Bryton is not a name that springs to mind when you think of the best cycling computers (opens in new tab), so much so that this particular model was boxed up with a casquette, bidon, a pair of cycling socks and a waterproof case for your phone presumably with the purpose of increasing brand awareness.
Plugging in into the USB-C charger it switched on quickly and then you’re prompted to download the Bryton Active app. This is where it went wrong…
Bryton Rider S800: set-up
The Bryton Active app feels unfinished, the user interface is unattractive compared to those of the market leaders and it’s difficult to navigate.
Pairing the head unit to the app was a difficult process in itself, taking a long time for the two to find each other. Navigating around the app was tricky, with a lot of ‘non-obvious’ menu names not making things easier.
For example, when trying to change the data fields seen on the head unit for my interval session the menu title for this within the app was “Grid Setting”. Once my ride was done, it took an age to sync – and this is something that has not improved with subsequent rides such that now I just plug it into my laptop to get the data.
Mapping and navigation
The mapping function was fine, though again somewhat ruined by the difficulties with the app. Getting routes from the app to the head unit is a lot of faff – any data sharing between the two seems to take multiple attempts and be very slow. Due to the huge screen, the maps functionality on the head unit is quite good – it’s clear what kind of roads are which and the turn by turn navigation is great. It includes features like auto-rerouting and route retracing too.

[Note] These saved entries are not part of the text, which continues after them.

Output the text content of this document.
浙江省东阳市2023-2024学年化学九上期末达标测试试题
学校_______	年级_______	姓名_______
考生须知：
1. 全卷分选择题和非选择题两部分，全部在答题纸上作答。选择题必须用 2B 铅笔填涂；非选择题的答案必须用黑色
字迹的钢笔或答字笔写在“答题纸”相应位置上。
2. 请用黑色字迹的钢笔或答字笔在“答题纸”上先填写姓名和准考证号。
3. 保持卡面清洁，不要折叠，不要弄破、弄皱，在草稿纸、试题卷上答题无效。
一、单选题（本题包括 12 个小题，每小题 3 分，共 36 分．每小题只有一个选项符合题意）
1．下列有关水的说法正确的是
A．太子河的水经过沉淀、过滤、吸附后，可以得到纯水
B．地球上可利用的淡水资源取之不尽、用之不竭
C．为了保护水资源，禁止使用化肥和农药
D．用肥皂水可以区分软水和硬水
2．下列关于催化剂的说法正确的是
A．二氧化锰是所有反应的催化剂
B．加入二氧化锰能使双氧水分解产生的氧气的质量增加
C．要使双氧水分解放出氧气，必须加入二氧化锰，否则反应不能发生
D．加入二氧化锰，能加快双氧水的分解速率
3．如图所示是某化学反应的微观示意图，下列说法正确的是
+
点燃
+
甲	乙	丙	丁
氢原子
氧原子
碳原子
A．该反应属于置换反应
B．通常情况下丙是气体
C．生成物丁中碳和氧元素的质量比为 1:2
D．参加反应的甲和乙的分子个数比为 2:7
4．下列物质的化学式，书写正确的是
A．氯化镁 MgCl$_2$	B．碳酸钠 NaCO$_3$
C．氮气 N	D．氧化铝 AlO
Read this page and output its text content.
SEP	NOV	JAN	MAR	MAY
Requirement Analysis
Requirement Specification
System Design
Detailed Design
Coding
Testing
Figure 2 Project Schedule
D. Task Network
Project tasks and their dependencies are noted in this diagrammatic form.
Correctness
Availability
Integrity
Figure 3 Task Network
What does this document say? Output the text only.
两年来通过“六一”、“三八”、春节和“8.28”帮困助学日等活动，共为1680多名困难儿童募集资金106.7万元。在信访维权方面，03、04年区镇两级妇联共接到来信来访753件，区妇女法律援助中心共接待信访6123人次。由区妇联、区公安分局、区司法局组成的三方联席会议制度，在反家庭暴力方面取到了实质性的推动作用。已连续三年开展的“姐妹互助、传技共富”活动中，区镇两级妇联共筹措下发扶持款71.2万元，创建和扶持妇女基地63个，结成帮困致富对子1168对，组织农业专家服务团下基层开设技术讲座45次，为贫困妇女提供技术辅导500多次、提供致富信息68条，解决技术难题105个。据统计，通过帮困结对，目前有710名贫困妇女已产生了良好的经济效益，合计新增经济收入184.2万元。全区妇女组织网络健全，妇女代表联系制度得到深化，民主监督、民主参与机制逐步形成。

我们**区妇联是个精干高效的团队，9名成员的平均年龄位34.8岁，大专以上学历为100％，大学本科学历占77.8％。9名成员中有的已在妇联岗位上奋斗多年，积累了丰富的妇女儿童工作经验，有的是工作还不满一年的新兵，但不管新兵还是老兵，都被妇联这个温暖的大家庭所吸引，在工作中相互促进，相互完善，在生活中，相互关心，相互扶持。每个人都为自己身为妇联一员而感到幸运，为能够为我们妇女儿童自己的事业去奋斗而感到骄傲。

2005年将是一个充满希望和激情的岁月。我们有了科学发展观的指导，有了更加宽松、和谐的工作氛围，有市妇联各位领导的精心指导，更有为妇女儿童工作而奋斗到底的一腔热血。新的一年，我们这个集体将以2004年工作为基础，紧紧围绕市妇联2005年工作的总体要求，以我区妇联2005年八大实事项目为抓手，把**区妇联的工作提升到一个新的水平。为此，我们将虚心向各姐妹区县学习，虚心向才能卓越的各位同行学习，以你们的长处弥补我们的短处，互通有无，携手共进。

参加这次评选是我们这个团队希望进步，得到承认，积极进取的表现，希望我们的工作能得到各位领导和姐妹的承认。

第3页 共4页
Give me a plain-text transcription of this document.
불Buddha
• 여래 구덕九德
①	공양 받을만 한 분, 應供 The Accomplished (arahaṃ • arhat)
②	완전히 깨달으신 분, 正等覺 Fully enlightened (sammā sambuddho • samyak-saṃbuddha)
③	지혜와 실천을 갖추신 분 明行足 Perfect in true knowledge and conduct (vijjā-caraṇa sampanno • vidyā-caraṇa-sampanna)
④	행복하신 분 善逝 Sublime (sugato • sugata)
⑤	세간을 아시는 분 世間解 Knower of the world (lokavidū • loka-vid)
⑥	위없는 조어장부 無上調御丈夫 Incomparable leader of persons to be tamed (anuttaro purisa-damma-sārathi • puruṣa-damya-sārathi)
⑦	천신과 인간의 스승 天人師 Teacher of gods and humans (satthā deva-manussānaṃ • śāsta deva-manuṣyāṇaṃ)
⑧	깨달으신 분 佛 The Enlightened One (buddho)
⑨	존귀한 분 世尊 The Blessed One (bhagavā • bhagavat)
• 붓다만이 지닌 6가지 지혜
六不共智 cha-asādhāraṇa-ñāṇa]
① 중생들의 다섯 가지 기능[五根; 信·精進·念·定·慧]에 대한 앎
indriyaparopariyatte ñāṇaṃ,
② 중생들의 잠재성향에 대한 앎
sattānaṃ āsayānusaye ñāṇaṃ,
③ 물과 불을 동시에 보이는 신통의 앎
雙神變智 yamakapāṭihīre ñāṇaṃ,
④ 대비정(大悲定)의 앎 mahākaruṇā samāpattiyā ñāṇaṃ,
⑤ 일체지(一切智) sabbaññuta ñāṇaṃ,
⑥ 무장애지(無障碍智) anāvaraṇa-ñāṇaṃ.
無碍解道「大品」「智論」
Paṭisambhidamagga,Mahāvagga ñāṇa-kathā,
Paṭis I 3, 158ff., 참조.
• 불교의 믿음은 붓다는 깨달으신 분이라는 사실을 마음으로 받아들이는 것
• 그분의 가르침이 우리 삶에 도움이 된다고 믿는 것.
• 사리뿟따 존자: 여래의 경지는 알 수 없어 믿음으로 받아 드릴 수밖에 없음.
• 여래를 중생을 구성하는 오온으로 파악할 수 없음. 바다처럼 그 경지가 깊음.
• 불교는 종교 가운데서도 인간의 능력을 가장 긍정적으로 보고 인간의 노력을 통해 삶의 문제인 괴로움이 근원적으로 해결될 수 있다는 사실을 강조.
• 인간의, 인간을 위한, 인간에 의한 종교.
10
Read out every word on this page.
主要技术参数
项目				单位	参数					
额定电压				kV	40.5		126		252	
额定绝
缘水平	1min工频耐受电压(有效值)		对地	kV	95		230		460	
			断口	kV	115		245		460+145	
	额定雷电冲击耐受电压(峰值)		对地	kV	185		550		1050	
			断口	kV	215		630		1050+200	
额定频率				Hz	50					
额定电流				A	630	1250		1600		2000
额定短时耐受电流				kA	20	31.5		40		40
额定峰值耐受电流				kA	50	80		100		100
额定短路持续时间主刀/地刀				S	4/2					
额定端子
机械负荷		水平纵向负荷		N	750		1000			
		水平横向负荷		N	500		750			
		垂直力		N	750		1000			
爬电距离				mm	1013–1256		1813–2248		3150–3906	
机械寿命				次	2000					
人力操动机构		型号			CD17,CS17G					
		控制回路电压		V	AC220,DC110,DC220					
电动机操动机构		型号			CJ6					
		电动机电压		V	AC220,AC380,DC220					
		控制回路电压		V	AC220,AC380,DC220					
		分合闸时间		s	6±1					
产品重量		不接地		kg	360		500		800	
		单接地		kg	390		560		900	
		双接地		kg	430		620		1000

The main redeeming factor of the Bryton S800 is the touchscreen – it’s huge. It’s 8.6cm along the diagonal which did make it look a bit silly between my 36cm bars but these are admittedly on the narrow side.
Once you’ve figured out how to change data fields, these are numerous. The colours are bright and clear – swiping between screen options is quick and easy.
The screen makes use of, according to Bryton, Memory In Pixel technology (MIP). This is a battery saving bit of tech – the idea being that only pixels which need to be refreshed are updated each time the screen changes such that no power is diverted to refreshing pixels that remain the same.
Battery life and charging
Bryton claims a 36-hour battery life for the Rider S800 which is impressive for a device with a bright screen and while I’ve not been on a 36-hour ride, it does seem to never lose power. This battery life is due to the MIP screen technology.